Does this take some time and effort? Well, of course it does. However, tediously fighting crash bugs in your Selenium-based code that result from race conditions also takes time and effort. I would argue that it is more worthwhile to spend some time and effort reverse engineering the site even if it is heavily based on client side JS rendering, as you gain performance and stability in the code that you write. Furthermore, you may even save some time by being able to shift from scraping HTML pages to scraping private APIs that provide JSON responses with pre-structured data that you can conveniently parse without having to come up with multiple XPath queries or CSS selectors.
You may say that modern websites may have complex API flows that makes reverse engineering difficult. Typically that is not the case. Most of the time you don’t even need to do much reading of JS code that does the client side rendering, as inspecting DOM tree and request-response flows is sufficient. Remember: client side JS code is written by frontend developers who have to manage complexity on their side. If they are making it overly complex for you, they are likely shooting themselves in the foot as well.

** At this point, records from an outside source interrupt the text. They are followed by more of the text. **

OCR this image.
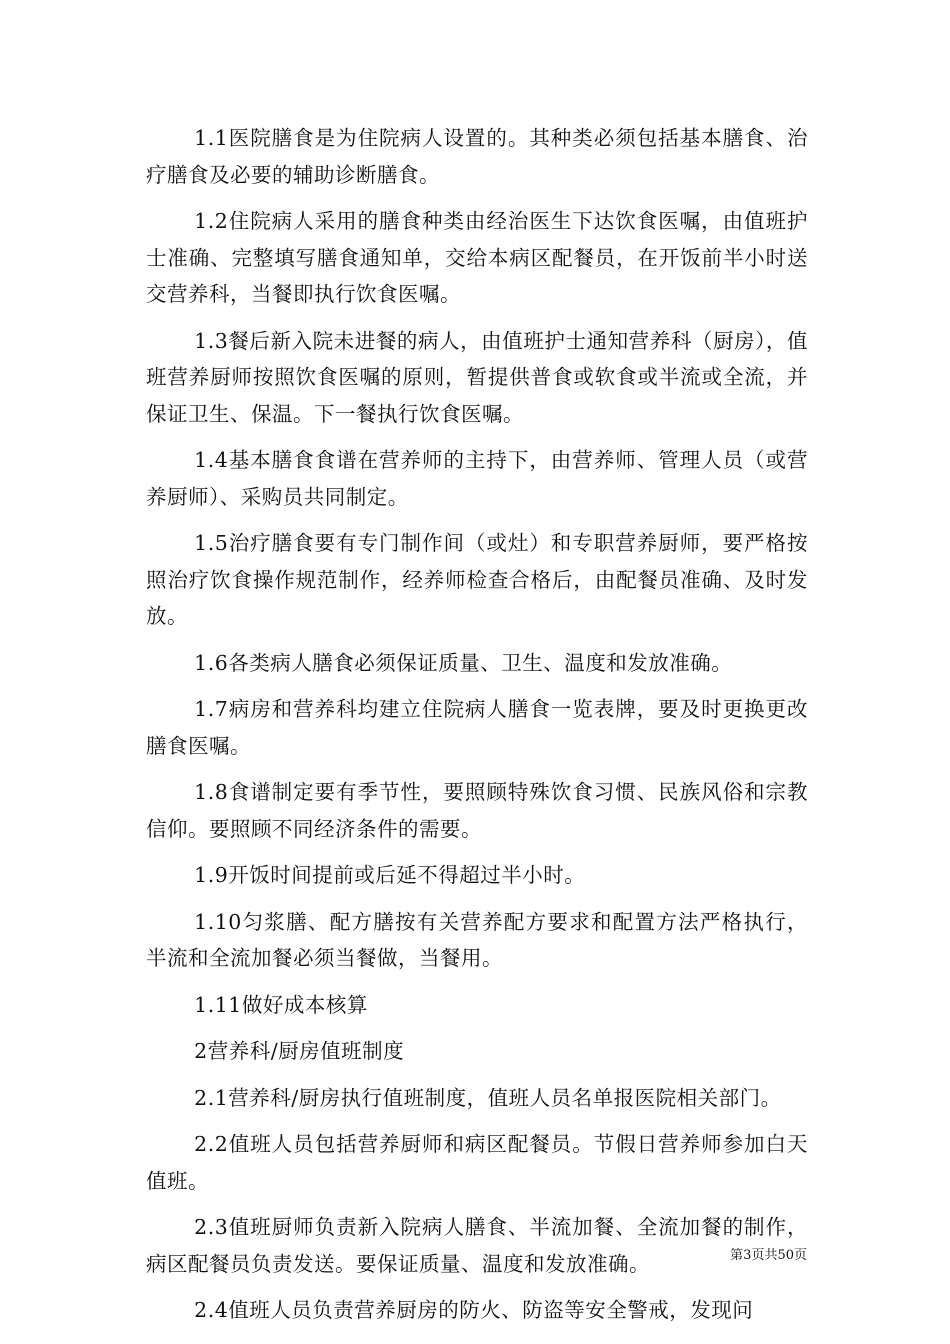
1.1医院膳食是为住院病人设置的。其种类必须包括基本膳食、治疗膳食及必要的辅助诊断膳食。

1.2住院病人采用的膳食种类由经治医生下达饮食医嘱，由值班护士准确、完整填写膳食通知单，交给本病区配餐员，在开饭前半小时送交营养科，当餐即执行饮食医嘱。

1.3餐后新入院未进餐的病人，由值班护士通知营养科（厨房），值班营养厨师按照饮食医嘱的原则，暂提供普食或软食或半流或全流，并保证卫生、保温。下一餐执行饮食医嘱。

1.4基本膳食食谱在营养师的主持下，由营养师、管理人员（或营养厨师）、采购员共同制定。

1.5治疗膳食要有专门制作间（或灶）和专职营养厨师，要严格按照治疗饮食操作规范制作，经养师检查合格后，由配餐员准确、及时发放。

1.6各类病人膳食必须保证质量、卫生、温度和发放准确。

1.7病房和营养科均建立住院病人膳食一览表牌，要及时更换更改膳食医嘱。

1.8食谱制定要有季节性，要照顾特殊饮食习惯、民族风俗和宗教信仰。要照顾不同经济条件的需要。

1.9开饭时间提前或后延不得超过半小时。

1.10匀浆膳、配方膳按有关营养配方要求和配置方法严格执行，半流和全流加餐必须当餐做，当餐用。

1.11做好成本核算

2营养科/厨房值班制度

2.1营养科/厨房执行值班制度，值班人员名单报医院相关部门。

2.2值班人员包括营养厨师和病区配餐员。节假日营养师参加白天值班。

2.3值班厨师负责新入院病人膳食、半流加餐、全流加餐的制作，病区配餐员负责发送。要保证质量、温度和发放准确。

2.4值班人员负责营养厨房的防火、防盗等安全警戒，发现问

第3页共50页
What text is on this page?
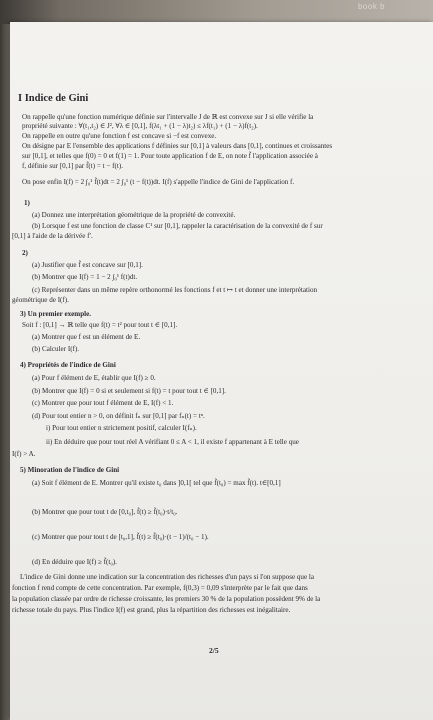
book b
I Indice de Gini
On rappelle qu'une fonction numérique définie sur l'intervalle J de ℝ est convexe sur J si elle vérifie la
propriété suivante : ∀(t₁,t₂) ∈ J², ∀λ ∈ [0,1], f(λt₁ + (1 − λ)t₂) ≤ λf(t₁) + (1 − λ)f(t₂).
On rappelle en outre qu'une fonction f est concave si −f est convexe.
On désigne par E l'ensemble des applications f définies sur [0,1] à valeurs dans [0,1], continues et croissantes
sur [0,1], et telles que f(0) = 0 et f(1) = 1. Pour toute application f de E, on note f̃ l'application associée à
f, définie sur [0,1] par f̃(t) = t − f(t).
On pose enfin I(f) = 2 ∫₀¹ f̃(t)dt = 2 ∫₀¹ (t − f(t))dt. I(f) s'appelle l'indice de Gini de l'application f.
1)
(a) Donnez une interprétation géométrique de la propriété de convexité.
(b) Lorsque f est une fonction de classe C¹ sur [0,1], rappeler la caractérisation de la convexité de f sur
[0,1] à l'aide de la dérivée f′.
2)
(a) Justifier que f̃ est concave sur [0,1].
(b) Montrer que I(f) = 1 − 2 ∫₀¹ f(t)dt.
(c) Représenter dans un même repère orthonormé les fonctions f et t ↦ t et donner une interprétation
géométrique de I(f).
3) Un premier exemple.
Soit f : [0,1] → ℝ telle que f(t) = t² pour tout t ∈ [0,1].
(a) Montrer que f est un élément de E.
(b) Calculer I(f).
4) Propriétés de l'indice de Gini
(a) Pour f élément de E, établir que I(f) ≥ 0.
(b) Montrer que I(f) = 0 si et seulement si f(t) = t pour tout t ∈ [0,1].
(c) Montrer que pour tout f élément de E, I(f) < 1.
(d) Pour tout entier n > 0, on définit fₙ sur [0,1] par fₙ(t) = tⁿ.
i) Pour tout entier n strictement positif, calculer I(fₙ).
ii) En déduire que pour tout réel A vérifiant 0 ≤ A < 1, il existe f appartenant à E telle que
I(f) > A.
5) Minoration de l'indice de Gini
(a) Soit f élément de E. Montrer qu'il existe t₀ dans ]0,1[ tel que f̃(t₀) = max f̃(t). t∈[0,1]
(b) Montrer que pour tout t de [0,t₀], f̃(t) ≥ f̃(t₀)·t/t₀.
(c) Montrer que pour tout t de [t₀,1], f̃(t) ≥ f̃(t₀)·(t − 1)/(t₀ − 1).
(d) En déduire que I(f) ≥ f̃(t₀).
L'indice de Gini donne une indication sur la concentration des richesses d'un pays si l'on suppose que la
fonction f rend compte de cette concentration. Par exemple, f(0,3) = 0,09 s'interprète par le fait que dans
la population classée par ordre de richesse croissante, les premiers 30 % de la population possèdent 9% de la
richesse totale du pays. Plus l'indice I(f) est grand, plus la répartition des richesses est inégalitaire.
2/5
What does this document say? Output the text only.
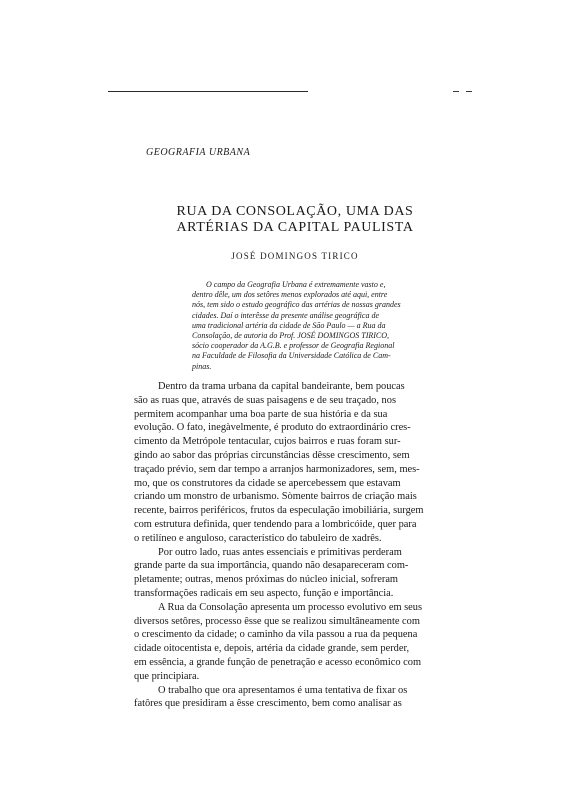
GEOGRAFIA URBANA
RUA DA CONSOLAÇÃO, UMA DAS
ARTÉRIAS DA CAPITAL PAULISTA
JOSÉ DOMINGOS TIRICO
O campo da Geografia Urbana é extremamente vasto e,
dentro dêle, um dos setôres menos explorados até aqui, entre
nós, tem sido o estudo geográfico das artérias de nossas grandes
cidades. Daí o interêsse da presente análise geográfica de
uma tradicional artéria da cidade de São Paulo — a Rua da
Consolação, de autoria do Prof. JOSÉ DOMINGOS TIRICO,
sócio cooperador da A.G.B. e professor de Geografia Regional
na Faculdade de Filosofia da Universidade Católica de Cam-
pinas.
Dentro da trama urbana da capital bandeirante, bem poucas
são as ruas que, através de suas paisagens e de seu traçado, nos
permitem acompanhar uma boa parte de sua história e da sua
evolução. O fato, inegàvelmente, é produto do extraordinário cres-
cimento da Metrópole tentacular, cujos bairros e ruas foram sur-
gindo ao sabor das próprias circunstâncias dêsse crescimento, sem
traçado prévio, sem dar tempo a arranjos harmonizadores, sem, mes-
mo, que os construtores da cidade se apercebessem que estavam
criando um monstro de urbanismo. Sòmente bairros de criação mais
recente, bairros periféricos, frutos da especulação imobiliária, surgem
com estrutura definida, quer tendendo para a lombricóide, quer para
o retilíneo e anguloso, característico do tabuleiro de xadrês.
Por outro lado, ruas antes essenciais e primitivas perderam
grande parte da sua importância, quando não desapareceram com-
pletamente; outras, menos próximas do núcleo inicial, sofreram
transformações radicais em seu aspecto, função e importância.
A Rua da Consolação apresenta um processo evolutivo em seus
diversos setôres, processo êsse que se realizou simultâneamente com
o crescimento da cidade; o caminho da vila passou a rua da pequena
cidade oitocentista e, depois, artéria da cidade grande, sem perder,
em essência, a grande função de penetração e acesso econômico com
que principiara.
O trabalho que ora apresentamos é uma tentativa de fixar os
fatôres que presidiram a êsse crescimento, bem como analisar as
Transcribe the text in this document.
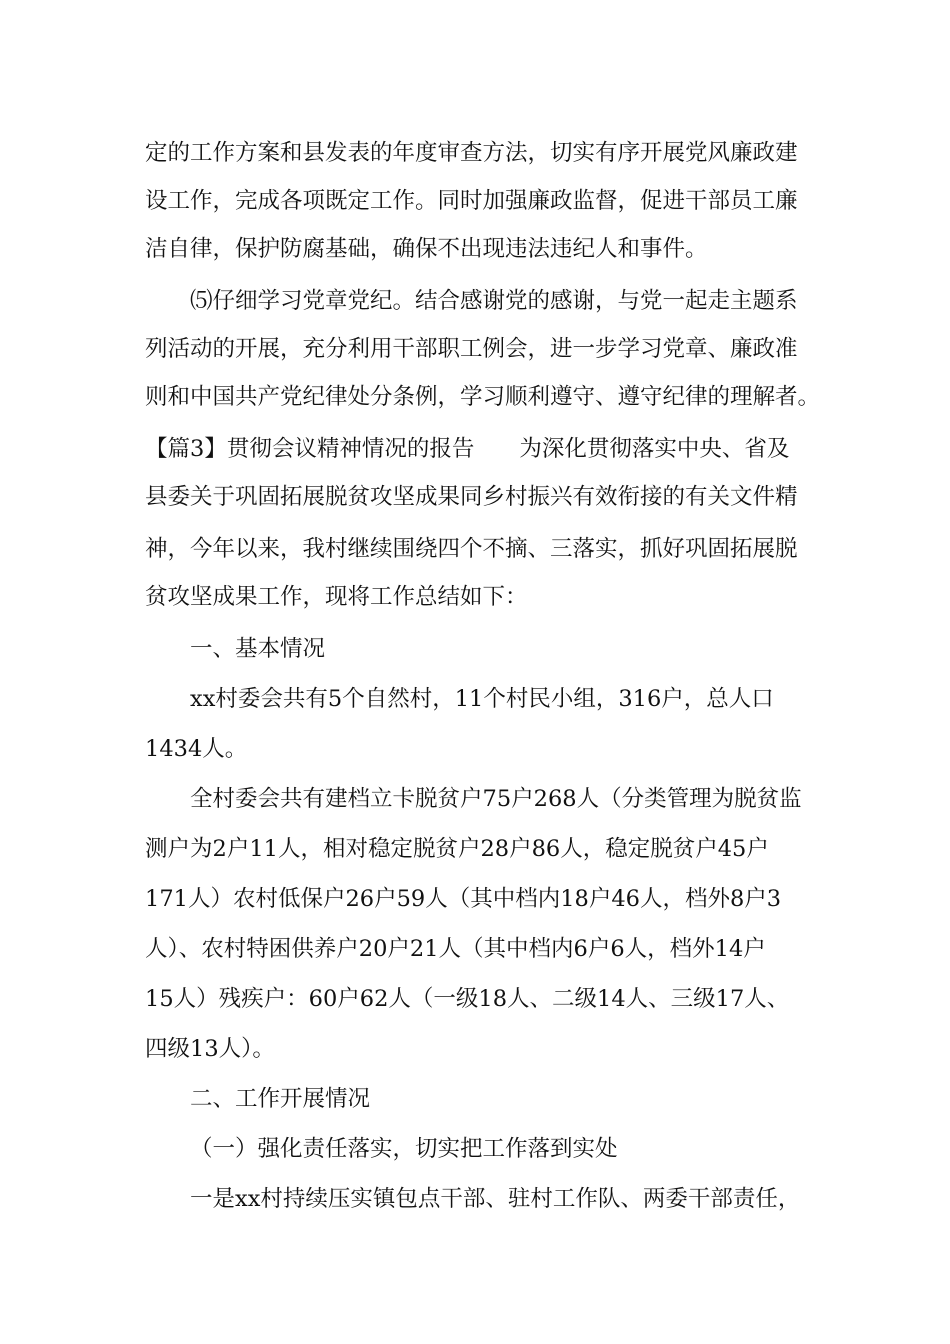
定的工作方案和县发表的年度审查方法，切实有序开展党风廉政建
设工作，完成各项既定工作。同时加强廉政监督，促进干部员工廉
洁自律，保护防腐基础，确保不出现违法违纪人和事件。
⑸仔细学习党章党纪。结合感谢党的感谢，与党一起走主题系
列活动的开展，充分利用干部职工例会，进一步学习党章、廉政准
则和中国共产党纪律处分条例，学习顺利遵守、遵守纪律的理解者。
【篇3】贯彻会议精神情况的报告　　为深化贯彻落实中央、省及
县委关于巩固拓展脱贫攻坚成果同乡村振兴有效衔接的有关文件精
神，今年以来，我村继续围绕四个不摘、三落实，抓好巩固拓展脱
贫攻坚成果工作，现将工作总结如下：
一、基本情况
xx村委会共有5个自然村，11个村民小组，316户，总人口
1434人。
全村委会共有建档立卡脱贫户75户268人（分类管理为脱贫监
测户为2户11人，相对稳定脱贫户28户86人，稳定脱贫户45户
171人）农村低保户26户59人（其中档内18户46人，档外8户3
人）、农村特困供养户20户21人（其中档内6户6人，档外14户
15人）残疾户：60户62人（一级18人、二级14人、三级17人、
四级13人）。
二、工作开展情况
（一）强化责任落实，切实把工作落到实处
一是xx村持续压实镇包点干部、驻村工作队、两委干部责任，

Primary exception to this is when site is deliberately engineered to make it difficult to automate against. This is mostly applicable to big social media portals that are proactively fighting scraping and automation. Another example is Amazon login page (tinker with it with NoScript being off). However, in that case they likely have countermeasures against Selenium as well.
Do I think that Selenium has no place in the toolkit of developer working on scrapers and automation? No, I would not say that. In my opinion, the applicability of Selenium is for the following two cases:
- Development of generalised code that crawls many sites and is not meant to be optimised for any of them. An example of this could be a script that takes a list of URLs and tries to harvest email addresses or other contact information.
- As a fallback/plan B for sites that are very difficult to reverse engineer (e.g. Google Maps, some legacy ASP.NET web apps).
These two cases aside, I encourage everyone working on scraping and automation to take a slightly deeper look into the inner workings of websites you are automating against. This will prove to be worth your while.
Lastly, if you really need client-side rendering, you may want to try Splash - an open source program from creators of Scrapy framework that is specifically developed for web scraping purposes, whereas Selenium was originally designed for automated testing.